Lendas como estas fornecem evidência para a alegação do autor Dr. Ernst Böklen de que “existe a maior das probabilidades de que Gênesis 11 a as lendas relacionadas, procedentes de outros povos, baseiam-se em lembranças históricas reais”.
[Quadro na página 22]
Procede a Cruz de Babilônia?
“Babilônia”, “Caldéia” e “Mesopotâmia”, todos os termos referem-se à mesma área geral do que é atualmente o Iraque. Julien Ries, da Universidade Católica de Louvain-la-Neuve, na França, escreve: “A cruz está presente nas culturas antigas da Ásia, da Europa, da África do Norte, e da América, [inclusive] na Mesopotâmia [onde] a cruz com quatro braços iguais é o signo do céu e do deus Anu.’ O “Expository Dictionary of New Testament Words” (Dicionário Expositivo de Palavras do Novo Testamento) é mais específico, afirmando que a cruz “teve sua origem na antiga Caldéia, e era usada como o símbolo do deus Tamuz (tendo o formato da mística Tau, a letra inicial do nome dele)”. Assim, a cruz tem uma origem claramente pré-cristã. Alguns têm sugerido que Tamuz, também chamado Dumúzi, era originalmente um rei, e foi deificado depois de sua morte.

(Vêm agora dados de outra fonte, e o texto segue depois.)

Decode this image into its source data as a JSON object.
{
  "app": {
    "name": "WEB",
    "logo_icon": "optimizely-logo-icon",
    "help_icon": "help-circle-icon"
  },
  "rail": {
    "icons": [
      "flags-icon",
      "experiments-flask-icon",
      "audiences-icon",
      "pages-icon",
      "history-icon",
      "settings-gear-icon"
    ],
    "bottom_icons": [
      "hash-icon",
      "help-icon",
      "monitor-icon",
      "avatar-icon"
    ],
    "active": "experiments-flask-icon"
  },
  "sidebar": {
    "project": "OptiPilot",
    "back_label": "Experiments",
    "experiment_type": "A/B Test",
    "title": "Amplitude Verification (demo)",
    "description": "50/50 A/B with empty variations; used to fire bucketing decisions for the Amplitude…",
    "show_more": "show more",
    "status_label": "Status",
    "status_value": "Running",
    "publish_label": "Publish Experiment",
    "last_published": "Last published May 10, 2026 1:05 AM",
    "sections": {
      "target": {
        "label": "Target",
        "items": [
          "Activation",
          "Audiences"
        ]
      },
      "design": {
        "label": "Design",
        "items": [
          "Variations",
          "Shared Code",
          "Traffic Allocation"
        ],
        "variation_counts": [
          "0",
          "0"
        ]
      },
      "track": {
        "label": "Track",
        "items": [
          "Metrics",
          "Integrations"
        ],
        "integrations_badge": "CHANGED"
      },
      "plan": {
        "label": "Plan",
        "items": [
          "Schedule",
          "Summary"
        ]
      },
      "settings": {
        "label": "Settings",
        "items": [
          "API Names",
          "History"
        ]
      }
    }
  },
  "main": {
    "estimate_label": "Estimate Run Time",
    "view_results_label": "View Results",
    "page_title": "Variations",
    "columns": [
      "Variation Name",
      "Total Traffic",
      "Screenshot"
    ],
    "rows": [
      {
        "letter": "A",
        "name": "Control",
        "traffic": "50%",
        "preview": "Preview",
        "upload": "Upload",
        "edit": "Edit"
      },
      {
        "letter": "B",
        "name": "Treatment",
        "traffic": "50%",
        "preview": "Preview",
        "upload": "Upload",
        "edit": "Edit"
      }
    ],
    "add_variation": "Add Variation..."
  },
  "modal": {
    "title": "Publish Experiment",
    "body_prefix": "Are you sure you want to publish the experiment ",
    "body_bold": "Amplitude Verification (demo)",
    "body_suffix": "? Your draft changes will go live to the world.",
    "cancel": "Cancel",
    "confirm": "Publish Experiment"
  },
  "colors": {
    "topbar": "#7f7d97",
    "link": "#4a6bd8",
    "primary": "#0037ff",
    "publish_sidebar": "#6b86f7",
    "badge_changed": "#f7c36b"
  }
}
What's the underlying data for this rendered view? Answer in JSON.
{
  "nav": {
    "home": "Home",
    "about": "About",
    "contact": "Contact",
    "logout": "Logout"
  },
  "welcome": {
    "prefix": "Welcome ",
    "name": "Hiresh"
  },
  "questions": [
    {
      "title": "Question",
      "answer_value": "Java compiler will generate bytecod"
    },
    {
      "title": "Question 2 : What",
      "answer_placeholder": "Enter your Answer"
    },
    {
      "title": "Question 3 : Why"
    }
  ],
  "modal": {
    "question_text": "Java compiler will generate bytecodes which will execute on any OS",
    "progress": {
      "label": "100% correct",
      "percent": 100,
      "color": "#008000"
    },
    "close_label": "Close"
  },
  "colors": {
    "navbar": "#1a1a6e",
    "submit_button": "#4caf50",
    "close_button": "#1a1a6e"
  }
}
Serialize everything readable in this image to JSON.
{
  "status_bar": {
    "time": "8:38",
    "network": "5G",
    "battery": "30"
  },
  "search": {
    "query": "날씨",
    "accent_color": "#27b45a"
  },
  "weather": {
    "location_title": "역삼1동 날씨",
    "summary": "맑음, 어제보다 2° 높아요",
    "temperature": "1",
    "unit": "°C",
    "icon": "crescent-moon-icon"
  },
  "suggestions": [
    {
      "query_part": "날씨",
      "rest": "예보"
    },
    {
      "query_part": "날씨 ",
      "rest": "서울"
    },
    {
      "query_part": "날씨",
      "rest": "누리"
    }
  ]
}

Por exemplo, O. R. Gurney escreve na “Journal of Semitic Studies” (Revista de Estudos Semíticos): “Dumúzi era originalmente um homem, um rei de Ereque.” Seria isto uma possível referência a Ninrode, a respeito de quem a Bíblia diz: “O princípio do seu reino veio a ser Babel, e Ereque”? (Gênesis 10:10) Atualmente não existem meios de se saber com certeza.
[Foto na página 23]
Ruínas de zigurates mesopotâmicos apóiam o relato da Bíblia sobre a Torre de Babel.